Le rôle des partenaires russes de l’Afrika Korps est également remis en question. Des accords locaux auraient permis aux mercenaires de quitter certaines bases sans combat, une manœuvre qui rappelle des précédents observés sur d’autres théâtres de guerre internationaux. Cette flexibilité tactique montre que les rebelles ont tiré les leçons de leurs échecs passés, optant pour une asphyxie progressive plutôt qu’une occupation brutale et immédiate.

L’échec de l’illusion sécuritaire russe

L’assistance militaire fournie par la Russie, présentée comme le rempart ultime contre le terrorisme, montre aujourd’hui ses limites. Loin de stabiliser le territoire, cette présence semble avoir exacerbé les tensions avec les populations civiles. L’expansion du JNIM n’a pas été freinée, et la reprise de Kidal par les FAMa en 2023 apparaît désormais comme une victoire éphémère. Le repli stratégique des forces rebelles à l’époque n’était qu’une préparation à la contre-offensive massive à laquelle nous assistons aujourd’hui.

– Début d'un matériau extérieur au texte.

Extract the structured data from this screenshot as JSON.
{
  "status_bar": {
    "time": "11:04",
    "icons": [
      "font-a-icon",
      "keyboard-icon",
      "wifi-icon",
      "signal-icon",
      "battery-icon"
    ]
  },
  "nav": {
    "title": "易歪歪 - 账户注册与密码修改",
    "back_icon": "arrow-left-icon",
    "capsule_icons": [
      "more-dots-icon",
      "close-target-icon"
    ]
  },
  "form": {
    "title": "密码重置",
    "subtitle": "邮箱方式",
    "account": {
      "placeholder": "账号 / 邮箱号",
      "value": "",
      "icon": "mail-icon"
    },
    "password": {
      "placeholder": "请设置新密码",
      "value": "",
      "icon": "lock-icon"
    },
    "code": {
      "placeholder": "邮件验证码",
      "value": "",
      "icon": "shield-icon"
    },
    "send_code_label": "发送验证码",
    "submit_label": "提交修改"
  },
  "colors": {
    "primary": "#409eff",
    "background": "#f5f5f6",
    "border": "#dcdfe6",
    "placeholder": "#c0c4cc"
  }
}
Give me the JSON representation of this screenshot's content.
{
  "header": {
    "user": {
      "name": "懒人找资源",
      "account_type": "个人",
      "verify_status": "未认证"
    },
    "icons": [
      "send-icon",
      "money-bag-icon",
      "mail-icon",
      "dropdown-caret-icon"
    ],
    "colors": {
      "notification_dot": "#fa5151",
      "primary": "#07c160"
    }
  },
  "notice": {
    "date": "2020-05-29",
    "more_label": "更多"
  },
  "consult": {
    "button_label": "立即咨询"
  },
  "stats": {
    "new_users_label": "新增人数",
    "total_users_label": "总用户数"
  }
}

Actuellement, Bamako subit un blocus qui étrangle son approvisionnement. La junte tente d’organiser des convois sécurisés, mais la détermination des groupes armés à isoler la capitale est manifeste. Parallèlement, l’État Islamique au Grand Sahara reste une menace latente dans le Nord-Est, compliquant davantage l’équation sécuritaire pour l’armée malienne.

Vers une partition de fait ou une négociation globale ?

À court terme, la chute de Gao et Tombouctou semble difficile à éviter si le soutien russe continue de s’étioler. Seule l’utilisation intensive de drones de surveillance et d’attaque pourrait ralentir la progression de la coalition JNIM/FLA. Cependant, les rebelles disposent désormais de moyens de riposte contre ces technologies.

Deux issues majeures se dessinent :

1. L’hypothèse de l’intervention extérieure

L’idée d’une force internationale pour reprendre le contrôle du pays est de moins en moins réaliste. La France et l’ONU ne semblent pas prêtes à un nouveau déploiement d’envergure. Au niveau régional, l’Algérie privilégie la diplomatie, tandis que les pays voisins comme le Sénégal ou la Côte d’Ivoire observent la situation avec prudence, craignant une contagion de l’instabilité.

2. La voie d’un dialogue politique inévitable

Le JNIM semble vouloir transformer son succès militaire en reconnaissance politique. S’inspirant de modèles étrangers, le groupe pourrait chercher à instaurer une gouvernance islamiste modérée tout en nationalisant son combat. Cela impliquerait des concessions majeures de la part de Bamako : application de la loi islamique, autonomie accrue des régions du Nord et du Centre, et intégration des combattants rebelles dans les structures locales.

L’émergence d’un proto-État au cœur du Sahel est une réalité que la communauté internationale devra sans doute affronter. Sans une négociation politique de grande ampleur, le Mali risque de s’enfoncer durablement dans une fragmentation territoriale où le pouvoir central ne serait plus qu’une autorité symbolique confinée à la région de Bamako.